W Sinclair, L Coetzee, G Joubert


House-dust mites (HDMs) are an important source of allergens that are reputed to act as a trigger for atopic disease. Climatic conditions in parts of South Africa are not suitable for their proliferation, and there is doubt whether they occur on the Highveld. We studied whether HDMs occur in homes in Bloemfontein, Free State.
Methods. Ten houses were sampled over a 1-year period. Dust was collected monthly or quarterly from a mattress, a bedroom floor and the living room floor of each house and examined for the presence of HDMs. Climate data were collected during the same period and a questionnaire was completed by home-owners to gather data on indoor factors
that could influence mite proliferation.
Results.
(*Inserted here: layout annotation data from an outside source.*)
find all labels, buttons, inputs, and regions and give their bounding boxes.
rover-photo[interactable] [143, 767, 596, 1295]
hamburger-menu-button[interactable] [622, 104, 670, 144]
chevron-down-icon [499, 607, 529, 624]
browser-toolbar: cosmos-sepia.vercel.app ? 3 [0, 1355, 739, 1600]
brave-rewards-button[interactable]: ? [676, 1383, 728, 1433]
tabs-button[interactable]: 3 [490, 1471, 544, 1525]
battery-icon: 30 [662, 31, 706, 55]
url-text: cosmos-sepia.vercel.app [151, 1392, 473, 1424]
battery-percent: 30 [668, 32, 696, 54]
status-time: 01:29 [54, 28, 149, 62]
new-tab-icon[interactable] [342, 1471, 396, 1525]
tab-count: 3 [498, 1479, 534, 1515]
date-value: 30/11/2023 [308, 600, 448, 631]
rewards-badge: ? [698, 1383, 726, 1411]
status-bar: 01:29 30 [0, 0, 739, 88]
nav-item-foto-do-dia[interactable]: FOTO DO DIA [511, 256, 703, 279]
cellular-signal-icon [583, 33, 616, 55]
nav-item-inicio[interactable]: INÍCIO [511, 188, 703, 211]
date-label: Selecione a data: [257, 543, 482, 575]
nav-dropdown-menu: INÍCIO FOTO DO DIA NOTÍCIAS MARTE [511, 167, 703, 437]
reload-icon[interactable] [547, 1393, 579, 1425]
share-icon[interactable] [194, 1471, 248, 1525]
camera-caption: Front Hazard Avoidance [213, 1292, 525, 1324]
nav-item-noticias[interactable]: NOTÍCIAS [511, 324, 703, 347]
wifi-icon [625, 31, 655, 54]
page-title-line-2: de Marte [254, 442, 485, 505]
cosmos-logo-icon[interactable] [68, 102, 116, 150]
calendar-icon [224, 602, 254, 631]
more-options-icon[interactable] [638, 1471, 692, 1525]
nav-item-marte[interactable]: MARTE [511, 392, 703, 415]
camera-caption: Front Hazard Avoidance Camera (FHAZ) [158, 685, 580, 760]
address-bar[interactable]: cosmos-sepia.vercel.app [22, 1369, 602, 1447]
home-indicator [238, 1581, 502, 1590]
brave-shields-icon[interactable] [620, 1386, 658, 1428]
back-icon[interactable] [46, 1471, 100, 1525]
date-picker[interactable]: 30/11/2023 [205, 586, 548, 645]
HDMs were regularly found in 3 houses (30%). Dermatophagoides farinae was the dominant species (97.5%).
The highest numbers were found in winter, when climatic conditions were the least favourable. Climatic conditions never met the requirements for active proliferation of the mites. Indoor factors that may have promoted mite proliferation in some houses were artificial heating (especially under-floor heating), en-suite bathrooms and lack of adequate ventilation during the winter months.
Conclusion. HDMs do occur in central South Africa, owing to a
microclimate created indoors. Adequate ventilation, to reduce
indoor humidity, should suffice to reduce mite numbers and
prevent atopic symptoms induced by them.